Motion Planning with Precedence Specifications via Augmented Graphs of Convex Sets

TL;DR

This paper introduces an exact convex partitioning and augmented graph approach for trajectory planning that satisfies obstacle avoidance and key-door precedence constraints, outperforming existing methods.

Contribution

The paper presents a novel convex partitioning of free space and an augmented graph encoding precedence constraints, enabling efficient exact trajectory planning.

Findings

The method efficiently solves key-door precedence planning problems.

It is several orders of magnitude faster than recent state-of-the-art methods.

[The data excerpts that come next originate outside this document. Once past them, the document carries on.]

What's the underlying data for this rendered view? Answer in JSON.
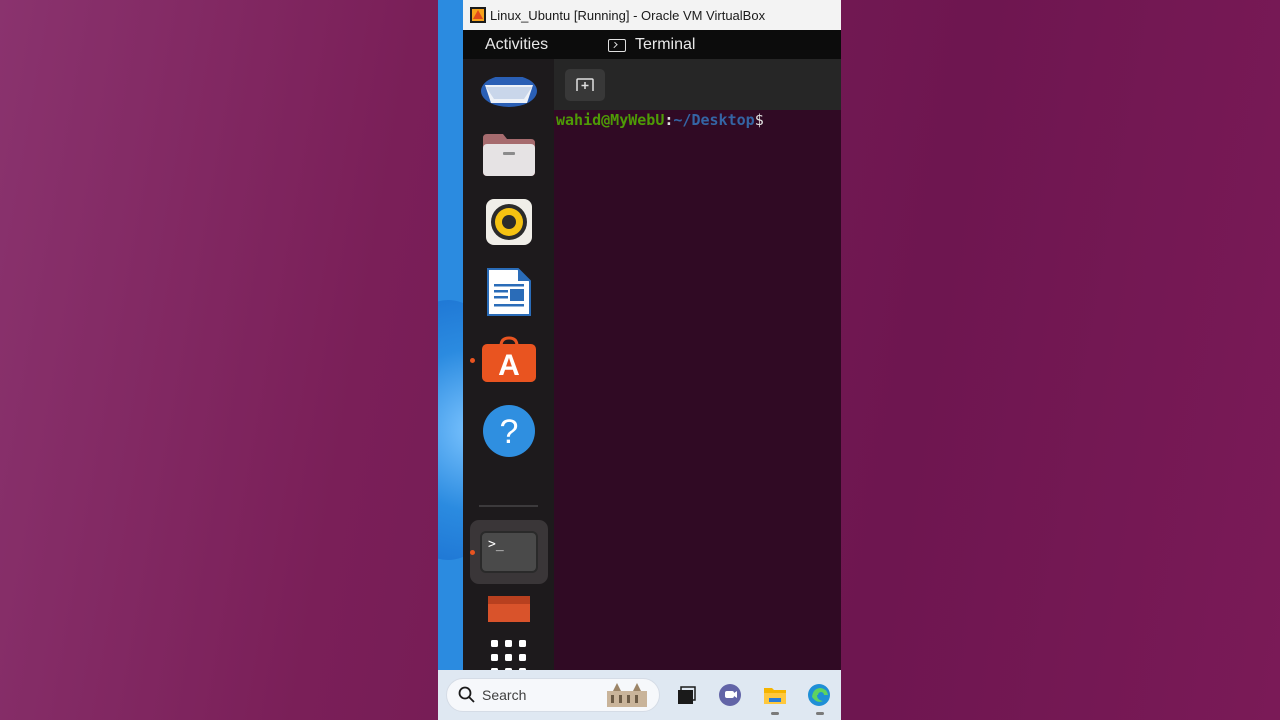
{
  "vbox": {
    "title": "Linux_Ubuntu [Running] - Oracle VM VirtualBox"
  },
  "topbar": {
    "activities": "Activities",
    "app_name": "Terminal"
  },
  "dock": {
    "items": [
      {
        "name": "thunderbird-icon",
        "running": false
      },
      {
        "name": "files-icon",
        "running": false
      },
      {
        "name": "rhythmbox-icon",
        "running": false
      },
      {
        "name": "libreoffice-writer-icon",
        "running": false
      },
      {
        "name": "ubuntu-software-icon",
        "running": true
      },
      {
        "name": "help-icon",
        "running": false
      },
      {
        "name": "terminal-icon",
        "running": true,
        "active": true
      },
      {
        "name": "app-icon",
        "running": false
      },
      {
        "name": "show-apps-icon",
        "running": false
      }
    ],
    "terminal_glyph": ">_",
    "help_glyph": "?",
    "software_glyph": "A"
  },
  "terminal": {
    "prompt_user": "wahid@MyWebU",
    "prompt_colon": ":",
    "prompt_path": "~/Desktop",
    "prompt_dollar": "$"
  },
  "taskbar": {
    "search_placeholder": "Search"
  },
  "colors": {
    "ubuntu_orange": "#e95420",
    "terminal_bg": "#300a24",
    "prompt_green": "#4e9a06",
    "prompt_blue": "#3465a4"
  }
}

Numerical experiments validate the effectiveness of the proposed pipeline.

Abstract

We present an algorithm for planning trajectories that avoid obstacles and satisfy key-door precedence specifications expressed with a fragment of signal temporal logic. Our method includes a novel exact convex partitioning of the obstacle free space that encodes connectivity among convex free space sets, key sets, and door sets. We then construct an augmented graph of convex sets that exactly encodes the key-door precedence specifications. By solving a shortest path problem in this augmented graph of convex sets, our pipeline provides an exact solution up to a finite parameterization of the trajectory. To illustrate the effectiveness of our approach, we present a method to generate key-door mazes that provide challenging problem instances, and we perform numerical experiments to evaluate the proposed pipeline. Our pipeline is faster by several orders of magnitude than recent state-of-the art methods that use general purpose temporal logic tools.